Bootstrap Aggregating or Bagging is a machine learning ensemble model with its major focus on increasing the stability and accuracy of the machine learning models. It is referred to as the model averaging approach. Though it is usually applied on tree-based models, it can support heterogeneity. Heterogeneous multi model based bootstrap techniques have not yet been proposed. Random Forest is one of the most well-known bagging techniques. Bagging operates by effectively sampling data and training multiple classifiers on the subsets. The training models are usually multiple instances of the same classifier. Consider m classifier instances and a training set of size n. Bagging generates m new training sets each of size a, where (a < n.) However, it is maintained that the size of a is usually (1-1/e) or ~63.2% of the unique examples in the training data.
Sampling is performed with replacement; hence duplicates can be expected in the training data. Voting is used as the final combination technique. The major advantage of bagging is that it provides improvements for unstable procedures such as ANN, classification and regression trees. Since only a part of the data is used for training individual models, imbalance can be counteracted, as some trees might receive balanced data with equal minority and majority class levels, others might receive minority class data alone and most others a part of majority and minority classes in several ratios. Hence this leads to a mixed training, combination of which can provide an enhanced training model. However, scalability of such a system is in question. Increase in data size leads to increased training data on the ensemble components. Since multiple such components are created, computational complexity increases exponentially, leading to scalability issues when used on huge datasets [3]

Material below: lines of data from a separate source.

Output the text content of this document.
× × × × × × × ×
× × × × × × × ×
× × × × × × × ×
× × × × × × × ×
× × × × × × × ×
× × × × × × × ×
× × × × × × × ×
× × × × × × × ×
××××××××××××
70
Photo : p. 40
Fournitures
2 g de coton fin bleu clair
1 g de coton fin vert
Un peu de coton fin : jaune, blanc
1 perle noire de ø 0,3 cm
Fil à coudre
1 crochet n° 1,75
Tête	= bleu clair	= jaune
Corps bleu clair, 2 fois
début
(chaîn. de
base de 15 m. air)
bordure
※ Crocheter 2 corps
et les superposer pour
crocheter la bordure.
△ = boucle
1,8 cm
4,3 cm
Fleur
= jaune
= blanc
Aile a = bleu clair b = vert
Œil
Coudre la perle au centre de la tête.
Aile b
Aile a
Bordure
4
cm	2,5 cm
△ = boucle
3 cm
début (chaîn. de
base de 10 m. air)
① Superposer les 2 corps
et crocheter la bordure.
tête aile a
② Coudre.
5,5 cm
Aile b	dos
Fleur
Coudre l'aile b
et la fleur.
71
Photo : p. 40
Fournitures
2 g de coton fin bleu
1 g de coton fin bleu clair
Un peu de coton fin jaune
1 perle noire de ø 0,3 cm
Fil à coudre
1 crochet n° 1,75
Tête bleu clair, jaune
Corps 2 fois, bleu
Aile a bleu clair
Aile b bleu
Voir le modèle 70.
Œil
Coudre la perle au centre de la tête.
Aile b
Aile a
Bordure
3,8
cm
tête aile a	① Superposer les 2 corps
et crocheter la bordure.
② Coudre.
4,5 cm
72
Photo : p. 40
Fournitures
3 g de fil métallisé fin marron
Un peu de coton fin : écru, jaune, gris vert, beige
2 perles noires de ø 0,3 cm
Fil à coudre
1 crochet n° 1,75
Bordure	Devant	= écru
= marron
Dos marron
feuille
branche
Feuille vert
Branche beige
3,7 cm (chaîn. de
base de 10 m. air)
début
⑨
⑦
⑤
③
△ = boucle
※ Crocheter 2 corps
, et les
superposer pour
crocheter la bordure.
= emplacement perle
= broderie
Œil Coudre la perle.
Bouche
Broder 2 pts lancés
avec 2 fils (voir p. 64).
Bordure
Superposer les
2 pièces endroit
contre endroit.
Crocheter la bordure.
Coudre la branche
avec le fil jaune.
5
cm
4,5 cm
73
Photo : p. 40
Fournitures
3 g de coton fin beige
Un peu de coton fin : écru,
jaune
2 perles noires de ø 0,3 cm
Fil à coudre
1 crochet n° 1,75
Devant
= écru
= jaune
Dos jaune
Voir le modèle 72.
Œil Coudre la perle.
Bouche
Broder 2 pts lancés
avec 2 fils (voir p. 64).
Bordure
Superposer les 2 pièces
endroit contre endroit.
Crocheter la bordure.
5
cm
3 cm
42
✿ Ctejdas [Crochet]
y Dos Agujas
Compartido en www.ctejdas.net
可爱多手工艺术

Boosting is an ensemble learning technique primarily focused on reducing bias and variance in supervised learning techniques. It operates on the basis that several weak learners can be effectively combined to generate a strong learner. A weak learner has slight correlation with the true classification, better than random guessing, while a strong learner has high correlation with the true classifications. Boosting operates by iteratively training weak classifiers on a single data distribution and hence building. The strong classifier based on the combination of rules generated by the weak classifier. Boosting operates by initially fitting a model f(x) to the data. Being a supervised approach, the model is then reiterated and backtracked to identify the errors. Unlike bagging, boosting reiterates through a single model, hence scalability issues are reduced extensively. Further, due to reiterated training and error handling mechanism, it is believed that boosting can handle very high imbalance levels, provided sufficient data is given for training.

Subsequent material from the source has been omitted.